The Bottom of the Barrel

To be honest, I really don’t feel like watching and writing about another horror movie. Don’t get me wrong, I like horror, I am just getting a little burnt out on it lately. Not to mention that most movies in the genre are uninspired pieces of garbage that have no business being viewed by anyone, ever.  To save you from making some of the same mistakes I have, I will be writing a little bit about several movies that you should make a point to steer clear of at all costs.

Ankle Biters

The best thing about Ankle Biters is trying to describe it to you friends. A movie about a town that becomes overrun with midget vampires who are trying to get an ancient sword so that can make regular size could this possibly be anything but amazing? The problem, of course, is production value. Imagine if a 4 year old kid got drunk, grabbed an old VHS video camera and just started running around filming. Do you have that image in your head? Well that still can’t prepare you for how this movie turned out. Most of the time you have to just guess what everyone is talking about because the audio is almost nonexistent. Save yourself the time of watching this movie, and just enjoy the fine tagline instead.

“Three feet tall! Two inch fangs!”


Kids today will hear “Jigsaw” and automatically think of the villain from the Saw movies, but two years before Cary Elwes was hacking off his own leg, the real Jigsaw was making terrible movies. Jigsaw is the story of a group of college art students who are given a very unusual project. They are all given different pieces of a skeleton and must decorate the piece as they see fit. I think each piece is supposed to represent part of the student’s fears, but who can be sure. Like most classes I attended in college, the teacher has the students gather at a bar in the middle of nowhere to present their work. They quickly assemble the newly decorated body, name him Jigsaw, and then set him on fire. Jigsaw ain’t no sucker though, and he comes to life and begins killing the students.

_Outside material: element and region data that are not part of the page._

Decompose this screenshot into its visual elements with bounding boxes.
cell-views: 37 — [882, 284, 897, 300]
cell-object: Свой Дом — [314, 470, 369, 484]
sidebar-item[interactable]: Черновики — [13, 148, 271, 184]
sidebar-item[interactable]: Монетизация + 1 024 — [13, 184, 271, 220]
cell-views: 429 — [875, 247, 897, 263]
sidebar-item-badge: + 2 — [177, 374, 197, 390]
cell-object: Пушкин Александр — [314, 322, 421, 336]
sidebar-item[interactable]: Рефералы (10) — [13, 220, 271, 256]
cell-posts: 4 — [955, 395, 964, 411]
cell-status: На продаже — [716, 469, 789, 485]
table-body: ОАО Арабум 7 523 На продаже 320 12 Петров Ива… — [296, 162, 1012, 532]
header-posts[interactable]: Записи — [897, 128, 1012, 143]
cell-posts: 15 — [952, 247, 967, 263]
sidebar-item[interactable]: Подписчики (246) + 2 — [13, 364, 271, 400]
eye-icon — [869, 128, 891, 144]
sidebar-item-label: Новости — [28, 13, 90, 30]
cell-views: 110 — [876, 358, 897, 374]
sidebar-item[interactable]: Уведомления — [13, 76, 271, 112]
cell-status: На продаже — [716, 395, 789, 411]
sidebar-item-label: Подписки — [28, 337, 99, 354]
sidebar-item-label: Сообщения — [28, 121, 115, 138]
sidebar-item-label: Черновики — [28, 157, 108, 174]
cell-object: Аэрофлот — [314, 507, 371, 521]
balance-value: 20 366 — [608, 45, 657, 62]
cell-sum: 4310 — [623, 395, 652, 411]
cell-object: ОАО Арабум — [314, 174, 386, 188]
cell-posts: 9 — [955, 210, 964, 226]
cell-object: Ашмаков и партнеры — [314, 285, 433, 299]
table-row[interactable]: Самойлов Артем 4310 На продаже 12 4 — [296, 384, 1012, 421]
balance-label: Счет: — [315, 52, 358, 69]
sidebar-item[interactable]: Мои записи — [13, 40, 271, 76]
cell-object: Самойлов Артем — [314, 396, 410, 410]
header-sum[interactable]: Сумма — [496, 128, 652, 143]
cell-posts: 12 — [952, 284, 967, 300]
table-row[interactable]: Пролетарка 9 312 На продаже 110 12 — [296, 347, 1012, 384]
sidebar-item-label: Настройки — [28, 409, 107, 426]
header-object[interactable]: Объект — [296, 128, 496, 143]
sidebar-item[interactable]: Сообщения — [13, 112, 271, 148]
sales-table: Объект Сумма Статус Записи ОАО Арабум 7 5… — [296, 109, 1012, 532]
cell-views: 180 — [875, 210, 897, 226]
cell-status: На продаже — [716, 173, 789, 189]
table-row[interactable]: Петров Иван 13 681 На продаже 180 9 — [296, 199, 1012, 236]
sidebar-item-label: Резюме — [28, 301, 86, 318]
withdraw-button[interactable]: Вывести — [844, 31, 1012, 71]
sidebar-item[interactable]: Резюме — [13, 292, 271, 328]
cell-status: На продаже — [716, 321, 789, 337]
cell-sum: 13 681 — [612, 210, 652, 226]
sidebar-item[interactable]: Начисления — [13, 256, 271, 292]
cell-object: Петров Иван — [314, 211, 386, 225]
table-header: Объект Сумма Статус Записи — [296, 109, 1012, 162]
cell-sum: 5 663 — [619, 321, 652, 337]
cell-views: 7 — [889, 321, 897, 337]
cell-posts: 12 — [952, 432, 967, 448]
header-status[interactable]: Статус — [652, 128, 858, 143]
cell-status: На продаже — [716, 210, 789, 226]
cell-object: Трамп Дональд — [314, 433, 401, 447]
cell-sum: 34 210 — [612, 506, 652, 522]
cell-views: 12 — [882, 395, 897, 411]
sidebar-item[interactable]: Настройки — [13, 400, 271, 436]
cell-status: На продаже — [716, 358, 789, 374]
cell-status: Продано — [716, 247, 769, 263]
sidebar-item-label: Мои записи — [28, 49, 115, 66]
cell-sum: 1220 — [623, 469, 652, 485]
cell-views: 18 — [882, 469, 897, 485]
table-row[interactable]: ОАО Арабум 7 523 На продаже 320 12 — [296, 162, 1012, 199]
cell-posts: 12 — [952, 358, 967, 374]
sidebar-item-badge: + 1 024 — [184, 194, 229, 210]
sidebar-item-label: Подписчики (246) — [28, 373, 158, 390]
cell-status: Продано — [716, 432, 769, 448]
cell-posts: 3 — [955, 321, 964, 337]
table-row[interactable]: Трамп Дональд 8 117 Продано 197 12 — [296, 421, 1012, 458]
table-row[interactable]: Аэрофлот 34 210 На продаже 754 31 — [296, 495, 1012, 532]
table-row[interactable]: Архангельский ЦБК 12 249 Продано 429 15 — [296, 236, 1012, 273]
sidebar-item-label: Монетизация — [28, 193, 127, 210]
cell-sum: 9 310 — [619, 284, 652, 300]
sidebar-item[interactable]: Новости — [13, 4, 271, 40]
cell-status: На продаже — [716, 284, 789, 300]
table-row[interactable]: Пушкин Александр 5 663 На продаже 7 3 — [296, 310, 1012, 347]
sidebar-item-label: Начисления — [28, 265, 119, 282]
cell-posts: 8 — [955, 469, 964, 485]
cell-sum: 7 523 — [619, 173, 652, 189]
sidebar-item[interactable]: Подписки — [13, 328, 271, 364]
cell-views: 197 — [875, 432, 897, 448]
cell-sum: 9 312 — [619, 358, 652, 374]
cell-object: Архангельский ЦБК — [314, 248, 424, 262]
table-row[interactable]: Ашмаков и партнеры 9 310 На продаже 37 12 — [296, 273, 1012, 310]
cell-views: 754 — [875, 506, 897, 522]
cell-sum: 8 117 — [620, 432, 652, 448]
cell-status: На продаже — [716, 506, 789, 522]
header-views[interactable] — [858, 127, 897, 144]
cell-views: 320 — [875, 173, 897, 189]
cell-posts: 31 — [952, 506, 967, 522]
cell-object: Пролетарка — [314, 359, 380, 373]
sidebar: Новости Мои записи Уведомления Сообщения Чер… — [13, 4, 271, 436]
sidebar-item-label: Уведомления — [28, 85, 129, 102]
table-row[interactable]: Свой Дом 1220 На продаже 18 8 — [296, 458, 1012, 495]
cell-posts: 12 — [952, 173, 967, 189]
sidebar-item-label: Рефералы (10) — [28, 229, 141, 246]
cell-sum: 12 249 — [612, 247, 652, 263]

No gore, no nudity, no budget. I at least give the movie credit for having our monster come to life for no good reason. Jigsaw wasn’t struck by lightning, dropped in radioactive material, or covered in the blood of Satan.  Jigsaw just kind of exists. One good point is not enough to erase another wasted evening watching this terrible waste of celluloid.

House of the Devil

Unlike the first two films I wrote about today, this was actually a very well received film. House of the Devil is the story of a young girl, Samantha, who needs money for her new apartment. She sees a sign about a babysitting job and she decides to call. Once at the house she finds out that the job is actually to babysit for a couple’s invalid mother. Samantha tries to back out, but the couple offers her more money, so she takes the job. Then shenanigans occur, demonic rituals take place, blah blah blah.

This film was set in, and painstakingly shot like, the horror films of the early 1980’s. To the filmmaker’s credit, it is freakishly accurate to films of that era. The well crafted visual style is the biggest thing that separates this movie from Jigsaw or Ankle Biters. What House of the Devil has in common with those other two movies is that hardly anything happens. I cannot remember the last time I was as bored watching a movie as when I watched House of the Devil. I mean you would think that at the devil’s house crazy shit would be happening all the time, but it feels more like an evening at Shady Groves Retirement Village.

You should probably try and watch at least one of these movies just so you can say you watched it, and as much as it pains me to say it, House of the Devil is probably the best of the three, but that is still a long ways from anything that I would call good. So if you find yourself at a video store this coming Halloween weekend, don’t just blindly pick out a movie because the box looks cool, or the premise sounds interesting. Do your research, or you may get stuck with werewolves in wheelchairs, filmed with someone’s cell phone.